Regensburg 2019 – wissenschaftliches Programm
TT 11.6: Vortrag
Montag, 1. April 2019, 16:30–16:45, H4
Interacting majorana chain in presence of disorder — •Jonas Karcher1, Michael Sonner1, and Alexander Mirlin1,2 — 1KIT, Karlsruhe, Deutschland — 2NRC Kurchatov Institute, St. Petersburg, Russia
We investigate a majorana chain model with potential applications to the description of Kitaev edges. The model exhibits various topological phases which are separated by critical lines. Since the non-interacting system belongs to class BDI one would expect these lines to remain critical in presence of disorder if the interaction is sufficiently weak . Recent numerical studies using DMRG confirm this for attractive interactions.

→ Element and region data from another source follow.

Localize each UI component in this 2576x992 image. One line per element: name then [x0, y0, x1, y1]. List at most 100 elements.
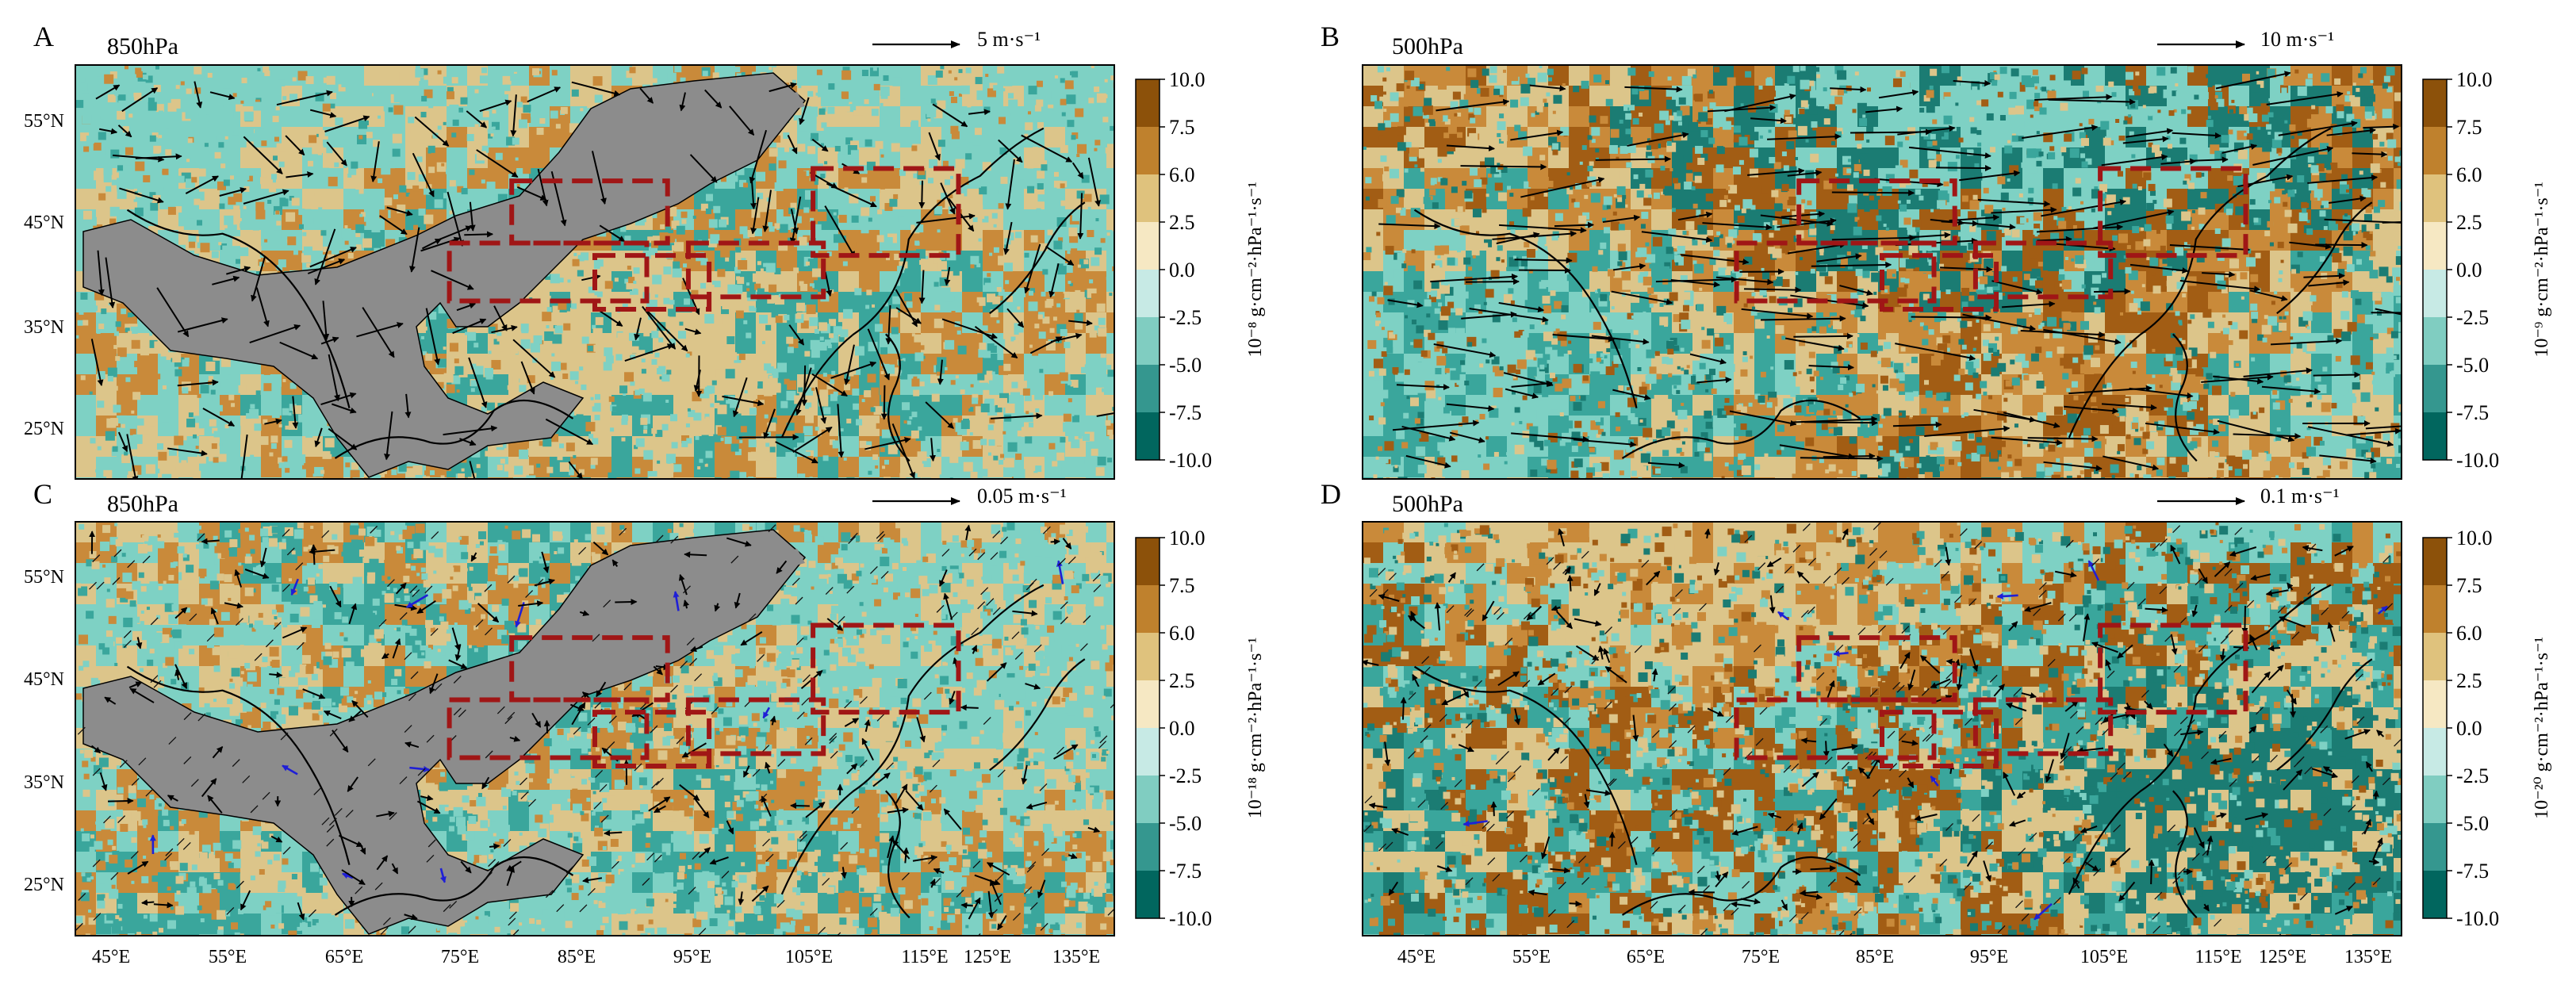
wind-vector — [1953, 79, 1991, 86]
wind-vector — [1569, 900, 1582, 907]
wind-vector — [1914, 814, 1938, 822]
wind-vector — [2319, 454, 2377, 465]
wind-vector — [998, 139, 1023, 163]
colorbar-tick-label: 2.5 — [2456, 211, 2482, 234]
reference-label-d: 0.1 m·s⁻¹ — [2260, 485, 2340, 507]
lat-label: 25°N — [24, 875, 64, 895]
lon-label: 55°E — [209, 947, 247, 967]
wind-vector — [1767, 133, 1842, 140]
wind-vector — [409, 227, 420, 273]
wind-vector — [639, 87, 654, 104]
panel-letter-b: B — [1321, 21, 1340, 52]
wind-vector — [1907, 777, 1915, 789]
map-frame — [1362, 521, 2402, 936]
wind-vector — [749, 129, 768, 184]
map-c — [75, 521, 1115, 936]
wind-vector — [761, 795, 772, 817]
wind-vector — [1511, 380, 1553, 388]
wind-vector — [326, 141, 347, 167]
wind-vector — [805, 802, 826, 818]
wind-vector — [2376, 730, 2385, 737]
wind-vector — [1462, 820, 1488, 827]
wind-vector — [1597, 645, 1604, 660]
wind-vector — [1045, 246, 1075, 266]
wind-vector — [750, 197, 760, 235]
colorbar-tick-label: 6.0 — [1169, 163, 1195, 186]
colorbar-swatch — [2423, 412, 2447, 461]
wind-vector — [1769, 595, 1776, 614]
wind-vector — [1823, 741, 1830, 758]
wind-vector — [2110, 847, 2131, 867]
colorbar-tick-label: -10.0 — [2456, 907, 2499, 930]
wind-vector — [1930, 678, 1951, 688]
wind-vector — [1646, 570, 1661, 586]
wind-vector — [543, 719, 550, 733]
wind-vector — [1941, 220, 1979, 227]
wind-vector — [2279, 616, 2306, 628]
wind-vector — [276, 90, 333, 106]
wind-vector — [1924, 425, 2011, 437]
colorbar-a: 10.0 7.5 6.0 2.5 0.0 -2.5 -5.0 -7.5 -10.0 — [1135, 68, 1212, 472]
lat-label: 35°N — [24, 317, 64, 338]
panel-letter-d: D — [1321, 478, 1341, 510]
wind-vector — [790, 209, 799, 235]
wind-vector — [255, 287, 270, 327]
lon-label: 105°E — [785, 947, 833, 967]
wind-vector — [1945, 546, 1952, 566]
colorbar-tick-label: -2.5 — [2456, 764, 2489, 787]
map-a — [75, 64, 1115, 480]
colorbar-tick-label: 7.5 — [2456, 116, 2482, 139]
wind-vector — [477, 603, 500, 623]
colorbar-swatch — [1136, 79, 1160, 128]
wind-vector — [1430, 273, 1519, 283]
wind-vector — [356, 322, 404, 338]
wind-vector — [338, 834, 363, 848]
wind-vector — [634, 317, 642, 341]
wind-vector — [2068, 385, 2152, 395]
wind-vector — [219, 187, 247, 197]
wind-vector — [1551, 605, 1561, 611]
colorbar-swatch — [2423, 776, 2447, 824]
wind-vector — [1497, 671, 1520, 687]
wind-vector — [2344, 729, 2371, 740]
wind-vector — [1446, 403, 1495, 412]
wind-vector — [310, 544, 317, 565]
wind-vector — [1077, 193, 1084, 239]
colorbar-tick-label: 2.5 — [1169, 669, 1195, 692]
wind-vector — [1704, 528, 1711, 539]
wind-vector — [429, 673, 439, 695]
wind-vector — [1777, 611, 1789, 621]
wind-vector — [1804, 893, 1823, 900]
wind-vector — [320, 336, 339, 345]
wind-vector — [270, 835, 283, 843]
wind-vector — [749, 178, 757, 210]
wind-vector — [129, 688, 155, 703]
wind-vector — [202, 408, 236, 427]
wind-vector — [249, 324, 301, 344]
wind-vector — [645, 308, 688, 352]
wind-vector — [2202, 903, 2210, 912]
wind-vector — [1991, 436, 2064, 446]
wind-vector — [1793, 332, 1853, 339]
wind-vector — [1510, 129, 1564, 141]
wind-vector — [1505, 388, 1539, 400]
wind-vector — [1810, 865, 1837, 872]
wind-vector — [2118, 881, 2136, 902]
wind-vector — [1363, 659, 1379, 666]
wind-vector — [244, 569, 270, 580]
wind-vector — [591, 151, 607, 205]
wind-vector — [844, 344, 855, 385]
wind-vector — [1378, 593, 1400, 602]
wind-vector — [864, 718, 871, 732]
wind-vector — [1839, 285, 1873, 296]
wind-vector — [128, 681, 143, 688]
wind-vector — [153, 902, 174, 909]
wind-vector — [734, 592, 741, 609]
wind-vector — [117, 431, 128, 453]
wind-vector — [987, 891, 995, 919]
wind-vector — [2101, 403, 2157, 411]
wind-vector — [516, 186, 547, 201]
wind-vector — [314, 228, 336, 285]
colorbar-swatch — [1136, 776, 1160, 824]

For strong repulsive interactions, these studies find that the system localizes. Our preliminary results show localization also for weak repulsive interaction. We want to understand the mechanism that drives the system into localization despite topological protection. To reach this goal we employ both DMRG calculations and diverse analytical RG-schemes. Our results from DMRG suggest spontaneous breaking of the translation symmetry. This cannot be understood from the weak disorder and weak interaction RG around the clean noninteracting fixed point (FP), where the interaction is irrelevant. Hence we investigate the stability of the infinite randomness FP against weak interaction. The wave functions exhibit (multi)fractality. Correlators are again computed analytically using a SUSY transfer matrix techniques. This approach is augmented by results from exact diagonalization. From their scaling behaviour we want to deduce the interaction RG flow.